Tout d’abord, il est important de souligner que sur 185 inscriptions, 52 provenaient d’organismes à but non-lucratif, permettant une représentation importante de la société civile. Cet objectif a été atteint avec succès grâce à un prix d’entrée accessible adapté aux budgets limités des organismes communautaires, une campagne d’information par courrier électronique, des appels directs et du bouche à oreille.

Les organisateurs ont conçu les groupes de discussion de façon à assurer une représentation multidisciplinaire et multisectorielle. Les participants aux groupes de discussion incluaient notamment des chercheurs et des praticiens en politiques publiques, en innovation sociale, en droit, en éthique, en travail social, en éducation, en apprentissage automatisée et profond, en sciences des données, des entrepreneurs, des gestionnaires et des étudiants dans divers domaines.

Les trois questions posées aux participants sont les suivantes:

1) Super-héros ou robots-tueurs : si vous aviez tous les moyens nécessaires, pour quels types de projets utiliseriez-vous l’intelligence artificielle?

2) Bâtir des ponts : comment améliorer la collaboration ?

3) Concrètement, sur 0-5 ans, comment atteindre une implantation éthique et équitable de l’IA?

Les résultats ont été compilés en trois rapports sommaires.

  • Le premier rapport porte sur les recommandations en gouvernance et politiques publiques publié par l’Institut de recherche en politiques publiques.
  • Ce document est le second rapport et il porte sur le rôle de l’éducation dans l’implantation éthique et équitable de l’intelligence artificielle au sein de notre société.
  • Le troisième rapport, qui sera publié sous peu, portera sur quelques solutions technologiques au développement éthique de l’intelligence artificielle.

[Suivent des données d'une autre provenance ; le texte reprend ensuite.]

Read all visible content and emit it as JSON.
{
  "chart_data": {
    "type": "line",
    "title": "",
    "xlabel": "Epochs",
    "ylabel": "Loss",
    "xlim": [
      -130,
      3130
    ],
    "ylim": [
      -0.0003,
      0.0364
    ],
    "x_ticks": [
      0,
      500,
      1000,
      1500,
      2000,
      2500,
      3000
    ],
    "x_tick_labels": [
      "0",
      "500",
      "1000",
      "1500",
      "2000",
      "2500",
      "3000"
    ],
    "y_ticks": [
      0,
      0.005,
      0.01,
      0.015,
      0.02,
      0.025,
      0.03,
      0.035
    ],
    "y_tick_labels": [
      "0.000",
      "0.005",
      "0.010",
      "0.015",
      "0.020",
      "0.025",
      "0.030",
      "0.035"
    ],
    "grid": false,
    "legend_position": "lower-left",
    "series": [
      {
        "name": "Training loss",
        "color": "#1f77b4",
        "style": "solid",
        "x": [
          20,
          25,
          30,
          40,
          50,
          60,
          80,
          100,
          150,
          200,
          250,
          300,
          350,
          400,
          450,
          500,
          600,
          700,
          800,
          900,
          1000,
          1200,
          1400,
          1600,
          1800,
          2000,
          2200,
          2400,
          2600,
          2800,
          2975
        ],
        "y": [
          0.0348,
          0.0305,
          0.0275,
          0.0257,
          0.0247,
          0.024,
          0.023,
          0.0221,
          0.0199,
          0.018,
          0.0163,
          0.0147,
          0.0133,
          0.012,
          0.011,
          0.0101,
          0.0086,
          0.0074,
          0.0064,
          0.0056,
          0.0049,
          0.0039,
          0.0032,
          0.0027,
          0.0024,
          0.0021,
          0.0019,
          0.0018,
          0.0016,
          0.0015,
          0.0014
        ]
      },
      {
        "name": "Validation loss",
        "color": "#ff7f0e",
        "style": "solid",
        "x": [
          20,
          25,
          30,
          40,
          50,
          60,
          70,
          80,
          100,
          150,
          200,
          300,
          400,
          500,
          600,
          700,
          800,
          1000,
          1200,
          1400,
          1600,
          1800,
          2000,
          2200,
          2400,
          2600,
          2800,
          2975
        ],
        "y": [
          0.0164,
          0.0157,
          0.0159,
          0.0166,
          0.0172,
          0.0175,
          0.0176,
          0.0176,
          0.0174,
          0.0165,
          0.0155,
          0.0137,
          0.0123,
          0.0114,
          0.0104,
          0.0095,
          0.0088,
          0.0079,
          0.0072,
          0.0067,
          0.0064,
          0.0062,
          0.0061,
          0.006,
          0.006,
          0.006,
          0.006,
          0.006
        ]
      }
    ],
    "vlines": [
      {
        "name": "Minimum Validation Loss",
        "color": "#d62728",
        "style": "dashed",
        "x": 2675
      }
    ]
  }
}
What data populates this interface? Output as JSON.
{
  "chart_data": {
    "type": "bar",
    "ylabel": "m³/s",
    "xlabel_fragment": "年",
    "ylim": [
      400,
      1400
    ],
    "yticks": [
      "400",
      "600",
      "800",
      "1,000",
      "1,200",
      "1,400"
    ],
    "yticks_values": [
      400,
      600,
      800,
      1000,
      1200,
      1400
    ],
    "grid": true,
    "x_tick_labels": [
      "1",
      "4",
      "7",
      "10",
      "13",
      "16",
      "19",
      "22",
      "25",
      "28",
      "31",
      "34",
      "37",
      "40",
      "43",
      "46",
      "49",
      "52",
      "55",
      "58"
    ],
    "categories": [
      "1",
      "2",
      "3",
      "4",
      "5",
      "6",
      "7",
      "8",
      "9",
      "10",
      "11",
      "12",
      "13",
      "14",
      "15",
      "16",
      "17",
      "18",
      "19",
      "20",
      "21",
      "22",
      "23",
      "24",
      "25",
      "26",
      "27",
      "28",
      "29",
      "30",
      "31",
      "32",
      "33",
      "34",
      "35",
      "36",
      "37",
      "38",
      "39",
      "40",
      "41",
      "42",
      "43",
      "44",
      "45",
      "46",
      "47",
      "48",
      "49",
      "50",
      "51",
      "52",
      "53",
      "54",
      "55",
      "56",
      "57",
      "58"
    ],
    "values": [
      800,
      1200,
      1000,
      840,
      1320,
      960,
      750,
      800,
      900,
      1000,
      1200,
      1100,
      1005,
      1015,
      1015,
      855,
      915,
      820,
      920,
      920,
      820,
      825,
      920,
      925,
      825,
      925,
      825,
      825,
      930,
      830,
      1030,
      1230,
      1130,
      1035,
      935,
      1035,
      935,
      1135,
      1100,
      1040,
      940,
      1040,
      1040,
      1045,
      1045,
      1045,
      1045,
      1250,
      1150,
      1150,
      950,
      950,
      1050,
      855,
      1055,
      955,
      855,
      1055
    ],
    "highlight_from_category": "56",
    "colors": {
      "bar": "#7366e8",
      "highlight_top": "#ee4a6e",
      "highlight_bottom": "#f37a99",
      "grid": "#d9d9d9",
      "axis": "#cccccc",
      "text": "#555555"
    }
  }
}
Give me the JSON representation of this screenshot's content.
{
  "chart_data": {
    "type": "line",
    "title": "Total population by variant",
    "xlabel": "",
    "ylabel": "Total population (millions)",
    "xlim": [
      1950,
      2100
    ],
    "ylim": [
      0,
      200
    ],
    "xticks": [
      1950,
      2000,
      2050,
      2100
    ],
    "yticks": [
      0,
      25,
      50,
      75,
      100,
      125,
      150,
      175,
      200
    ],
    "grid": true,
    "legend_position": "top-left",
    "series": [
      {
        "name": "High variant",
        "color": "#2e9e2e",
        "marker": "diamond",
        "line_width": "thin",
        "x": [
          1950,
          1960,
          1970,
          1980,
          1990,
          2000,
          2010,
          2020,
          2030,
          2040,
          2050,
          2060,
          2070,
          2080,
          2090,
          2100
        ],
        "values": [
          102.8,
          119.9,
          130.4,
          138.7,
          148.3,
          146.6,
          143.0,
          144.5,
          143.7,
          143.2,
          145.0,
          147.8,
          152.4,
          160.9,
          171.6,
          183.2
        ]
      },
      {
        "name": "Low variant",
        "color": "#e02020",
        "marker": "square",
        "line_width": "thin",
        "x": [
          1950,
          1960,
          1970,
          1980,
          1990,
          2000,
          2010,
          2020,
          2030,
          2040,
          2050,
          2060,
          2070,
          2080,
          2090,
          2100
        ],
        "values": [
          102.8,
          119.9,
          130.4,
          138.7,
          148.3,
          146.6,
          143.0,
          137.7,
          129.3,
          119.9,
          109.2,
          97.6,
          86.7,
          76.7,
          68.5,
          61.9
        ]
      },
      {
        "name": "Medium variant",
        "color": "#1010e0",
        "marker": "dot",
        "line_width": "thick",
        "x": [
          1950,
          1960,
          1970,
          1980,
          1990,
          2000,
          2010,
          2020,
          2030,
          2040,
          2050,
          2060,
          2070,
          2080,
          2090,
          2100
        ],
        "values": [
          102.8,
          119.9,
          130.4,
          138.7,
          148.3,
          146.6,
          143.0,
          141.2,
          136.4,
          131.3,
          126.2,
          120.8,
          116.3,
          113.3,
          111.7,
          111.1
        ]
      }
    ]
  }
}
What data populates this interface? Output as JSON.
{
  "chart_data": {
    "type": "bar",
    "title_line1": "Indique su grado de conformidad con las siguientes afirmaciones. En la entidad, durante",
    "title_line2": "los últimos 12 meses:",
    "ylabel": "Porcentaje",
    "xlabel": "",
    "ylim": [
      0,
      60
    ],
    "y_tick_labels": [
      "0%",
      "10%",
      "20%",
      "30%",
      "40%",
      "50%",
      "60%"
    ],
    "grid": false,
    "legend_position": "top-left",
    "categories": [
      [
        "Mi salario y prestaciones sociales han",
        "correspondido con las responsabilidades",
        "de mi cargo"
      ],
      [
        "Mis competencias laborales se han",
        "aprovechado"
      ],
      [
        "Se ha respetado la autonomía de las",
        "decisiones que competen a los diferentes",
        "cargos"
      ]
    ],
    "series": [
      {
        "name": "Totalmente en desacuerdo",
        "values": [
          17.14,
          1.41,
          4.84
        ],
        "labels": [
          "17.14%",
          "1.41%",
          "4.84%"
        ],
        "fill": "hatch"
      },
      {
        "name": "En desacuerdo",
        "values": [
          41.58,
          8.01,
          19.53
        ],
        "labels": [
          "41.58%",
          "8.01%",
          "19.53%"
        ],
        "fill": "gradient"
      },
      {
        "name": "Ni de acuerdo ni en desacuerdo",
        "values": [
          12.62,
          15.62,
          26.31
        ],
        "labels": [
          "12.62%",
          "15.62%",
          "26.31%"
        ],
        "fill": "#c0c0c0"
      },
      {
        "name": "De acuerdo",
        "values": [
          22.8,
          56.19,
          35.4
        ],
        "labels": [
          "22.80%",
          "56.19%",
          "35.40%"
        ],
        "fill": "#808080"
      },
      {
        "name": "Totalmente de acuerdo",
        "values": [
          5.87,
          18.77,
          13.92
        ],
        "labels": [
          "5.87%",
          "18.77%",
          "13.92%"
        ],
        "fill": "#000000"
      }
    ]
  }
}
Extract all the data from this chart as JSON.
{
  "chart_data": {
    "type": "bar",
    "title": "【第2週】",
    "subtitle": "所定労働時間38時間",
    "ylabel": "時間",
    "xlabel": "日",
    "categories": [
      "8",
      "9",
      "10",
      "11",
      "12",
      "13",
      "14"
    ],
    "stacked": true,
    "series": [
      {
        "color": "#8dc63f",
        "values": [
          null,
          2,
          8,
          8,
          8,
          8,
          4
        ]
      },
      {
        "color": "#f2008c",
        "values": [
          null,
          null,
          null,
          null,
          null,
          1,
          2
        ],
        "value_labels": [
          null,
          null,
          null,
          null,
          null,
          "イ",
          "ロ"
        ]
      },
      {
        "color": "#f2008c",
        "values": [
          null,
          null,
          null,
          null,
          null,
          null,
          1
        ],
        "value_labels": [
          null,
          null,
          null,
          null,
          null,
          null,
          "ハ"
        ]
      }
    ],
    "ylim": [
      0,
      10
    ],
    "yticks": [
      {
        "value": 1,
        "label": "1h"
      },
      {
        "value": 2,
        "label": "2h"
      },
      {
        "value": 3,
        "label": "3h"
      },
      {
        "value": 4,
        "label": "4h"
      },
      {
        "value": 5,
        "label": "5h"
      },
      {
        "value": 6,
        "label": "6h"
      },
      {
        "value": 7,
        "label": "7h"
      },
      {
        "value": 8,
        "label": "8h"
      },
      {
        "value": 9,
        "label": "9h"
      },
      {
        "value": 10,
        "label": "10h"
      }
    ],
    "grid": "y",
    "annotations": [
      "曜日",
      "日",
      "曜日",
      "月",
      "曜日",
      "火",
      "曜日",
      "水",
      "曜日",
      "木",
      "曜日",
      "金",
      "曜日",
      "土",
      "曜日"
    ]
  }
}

Synthèse des recommandations 

Outiller dès l’enfance et tout au cours de la vie adulte

  • Une insatisfaction générale vis à vis du statu quo en éducation en milieu scolaire est sous-entendue et la question de l’enseignement dans les écoles et du cheminement scolaire dénote un besoin d’amélioration.
  • On se questionne notamment sur les approches optimales visant à favoriser une éducation plus adaptée aux différentes formes d’intelligence et styles d’apprentissage des enfants.
  • L’importance d’enseigner les habiletés sociales nécessaires au travail d’équipe pluridisciplinaire dès le primaire de même que tout au long de la vie de travail est soulignée à plusieurs reprises.
  • On recommande de favoriser un esprit critique et la créativité dès la petite enfance.
  • Tant pour les enfants que les adultes, il est suggéré de considérer l’apprentissage autodidacte et alternatif de même que la reconnaissance de compétences autre que les méthodes traditionnelles.
  • On recommande un apprentissage via des stages en milieu de travail dans un environnement pluridisciplinaire afin de favoriser un partage de connaissances.
  • Tant au niveau des nouveaux arrivants que des personnes qui seront affectées par les changements technologiques, on aborde la question de la reconnaissance des acquis et des compétences. On pointe vers des outils technologiques qui pourraient permettre une reconnaissance plus efficace des compétences et de mettre les individus affectés en contact avec de nouveaux employeurs. Il est suggéré de travailler en collaboration avec les organismes sans but lucratif qui œuvrent déjà dans le secteur de l’employabilité car ils possèdent les liens avec la communauté et l’expertise requise.
  • L’obligation de suivre des cours d’éthique pour tous les étudiants, chercheurs et développeurs en sciences des données, en apprentissage profond et automatisé est fortement suggérée. Certains recommandent de plus l’adoption d’un code d’éthique comme c’est le cas, par exemple, pour les avocats, médecins et travailleurs sociaux.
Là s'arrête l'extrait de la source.